加賀乙彦『宣告』その1 2005.11.30
死刑制度、<死>そのもの、犯罪心理学、拘禁ノイローゼ、等等。
死刑制度の問題については、自分では答えを出せないです。
法律的マスコミ的には、加害者の人権が守られ、被害者の人権が守られてないと感じるし、被害者側から見れば、死刑は当然だという意見もわかるし…そして、ちょっと気になったのは、下巻巻末の中野孝次の解説の、断固として死刑制度に反対する意見。被害者側の気持ちをおろそかにしすぎな気がしてしまいました。
小説の方は、少し被害者側の事がおろそかになっているようにも見えますが、なにげに行なわれた人1人の殺人が、どれだけ多くの人の人生を狂わせるのかが、ちゃんと描かれているのです。
そして、加害者側が人非人であるという、圧倒的な世間の見方に対しての、加害者側に立っての描写は、大変意味がある事だと思います。
死刑囚ひとりひとりが、実におもしろく人間性豊かに描かれていて、宣告を待つ彼等の心情には胸が痛くなりますが、彼等が何をしてそうなったのかを忘れてはならないと思います。

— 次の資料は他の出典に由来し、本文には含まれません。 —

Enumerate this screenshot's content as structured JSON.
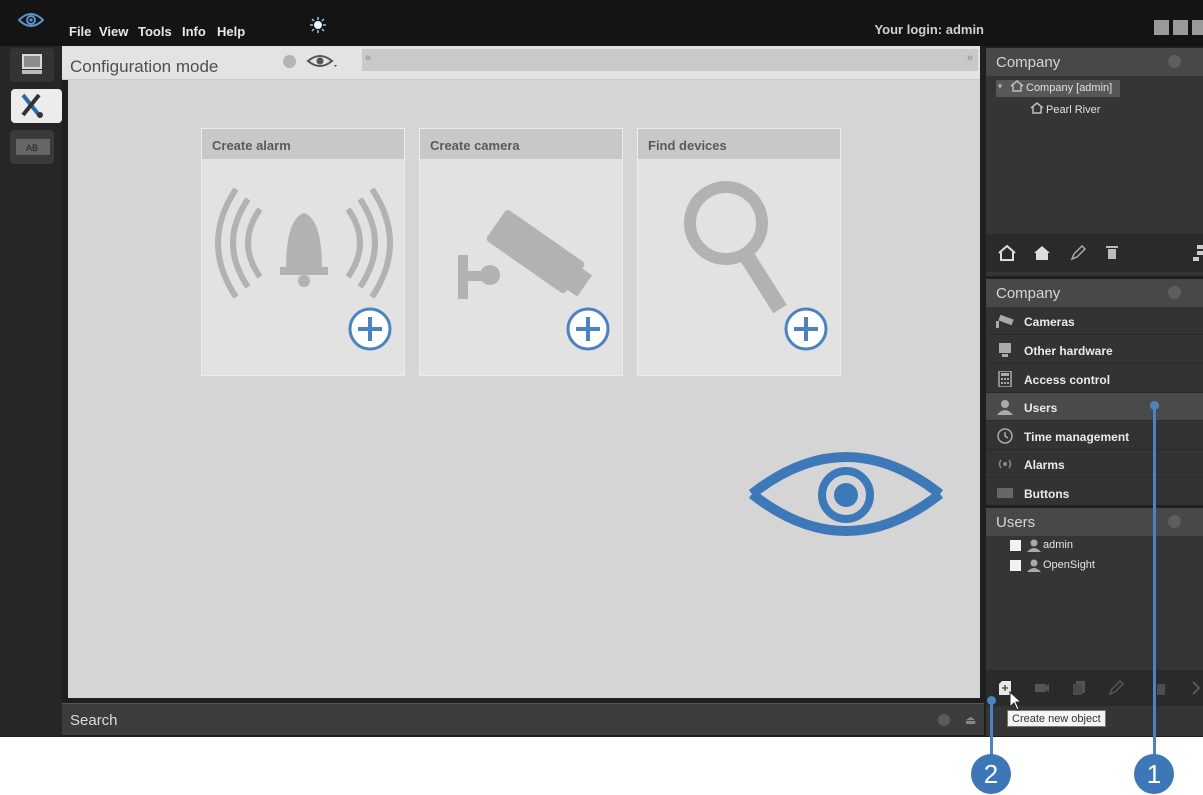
{
  "menu": {
    "file": "File",
    "view": "View",
    "tools": "Tools",
    "info": "Info",
    "help": "Help",
    "login": "Your login: admin"
  },
  "main": {
    "title": "Configuration mode",
    "cards": [
      {
        "label": "Create alarm",
        "icon": "alarm-icon"
      },
      {
        "label": "Create camera",
        "icon": "camera-icon"
      },
      {
        "label": "Find devices",
        "icon": "magnifier-icon"
      }
    ]
  },
  "search": {
    "label": "Search"
  },
  "company_tree": {
    "title": "Company",
    "root": "Company [admin]",
    "child": "Pearl River"
  },
  "categories": {
    "title": "Company",
    "items": [
      {
        "label": "Cameras",
        "icon": "camera-icon"
      },
      {
        "label": "Other hardware",
        "icon": "monitor-icon"
      },
      {
        "label": "Access control",
        "icon": "keypad-icon"
      },
      {
        "label": "Users",
        "icon": "user-icon"
      },
      {
        "label": "Time management",
        "icon": "clock-icon"
      },
      {
        "label": "Alarms",
        "icon": "alarm-icon"
      },
      {
        "label": "Buttons",
        "icon": "button-icon"
      }
    ]
  },
  "users": {
    "title": "Users",
    "items": [
      "admin",
      "OpenSight"
    ]
  },
  "tooltip": "Create new object",
  "callouts": [
    "1",
    "2"
  ],
  "colors": {
    "accent_blue": "#4a83bf",
    "background_dark": "#1f1f1f",
    "panel": "#353535",
    "workspace": "#d5d5d5"
  }
}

この小説、話の順番と言うか、運び方が、もう、とんでもなくうまいんですよ。
玉置恵津子への手紙の後の「宣告」なんて・・・そして淡々と語られるリアルさ。
このあたりは家で読むべきだと断言しちゃいましょう ! 私は職場で読んでたんですが…
これはフィクションではありますが、死刑囚と実際に接してきた作者の実体験が元になっている、ほとんど知られていなかった刑務所の実体についても描かれている、ドストエフスキーの『死の家の記録』同様に、実に実に貴重な小説だと思います。